“Kami mengucapkan terima kasih kepada KPK atas penyerahan aset ini. Barang rampasan ini akan kami kelola dengan penuh tanggung jawab melalui proses Penetapan Status Penggunaan (PSP) agar dapat segera dimanfaatkan untuk menunjang pelayanan publik di lingkungan Kementerian HAM, khususnya di wilayah Sumatera Selatan,” ujar Novita Ilmaris.

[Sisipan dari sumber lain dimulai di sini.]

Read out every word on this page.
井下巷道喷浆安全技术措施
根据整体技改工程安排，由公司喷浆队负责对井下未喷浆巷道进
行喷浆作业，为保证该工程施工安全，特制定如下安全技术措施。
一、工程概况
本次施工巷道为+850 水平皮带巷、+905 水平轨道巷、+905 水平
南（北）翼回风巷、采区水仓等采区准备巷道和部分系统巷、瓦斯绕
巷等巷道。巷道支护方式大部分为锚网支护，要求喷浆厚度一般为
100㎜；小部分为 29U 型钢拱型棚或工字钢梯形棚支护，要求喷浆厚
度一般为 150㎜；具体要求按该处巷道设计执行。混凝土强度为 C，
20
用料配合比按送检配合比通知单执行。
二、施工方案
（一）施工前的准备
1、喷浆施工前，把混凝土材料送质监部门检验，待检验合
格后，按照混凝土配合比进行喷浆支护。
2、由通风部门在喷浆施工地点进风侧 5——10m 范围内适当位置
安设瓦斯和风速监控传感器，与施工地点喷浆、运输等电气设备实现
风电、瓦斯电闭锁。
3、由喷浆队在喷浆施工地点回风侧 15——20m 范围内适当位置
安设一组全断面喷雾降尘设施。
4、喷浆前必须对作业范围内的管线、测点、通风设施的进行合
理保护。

Senada dengan hal tersebut, Direktur Pelacakan Aset, Pengolahan Barang Bukti dan Eksekusi (Labuksi) KPK, Mungki Hadipratikto, S.H., M.H., menjelaskan bahwa penyerahan ini merupakan bagian dari upaya pemulihan aset (asset recovery) yang dilakukan KPK. Ia menegaskan bahwa pengalihan aset kepada instansi pemerintah diharapkan dapat memberikan manfaat yang lebih luas bagi kepentingan negara dan masyarakat.
Dukungan serupa datang dari Pemerintah Provinsi Sumatera Selatan. Asisten 1 Bidang Pemerintahan dan Kesra Setda Provinsi Sumatera Selatan, Dr. Drs. H. Apriyadi, M.Si., menyampaikan bahwa langkah ini merupakan wujud kolaborasi yang baik antara pemerintah pusat dan daerah dalam mengoptimalkan kekayaan negara. “Pemerintah Provinsi sangat mengapresiasi penyerahan ini. Kami berharap pemanfaatan aset rampasan ini dapat memberikan dampak nyata bagi tata kelola pemerintahan yang lebih baik di wilayah Sumatera Selatan,” ungkap Apriyadi.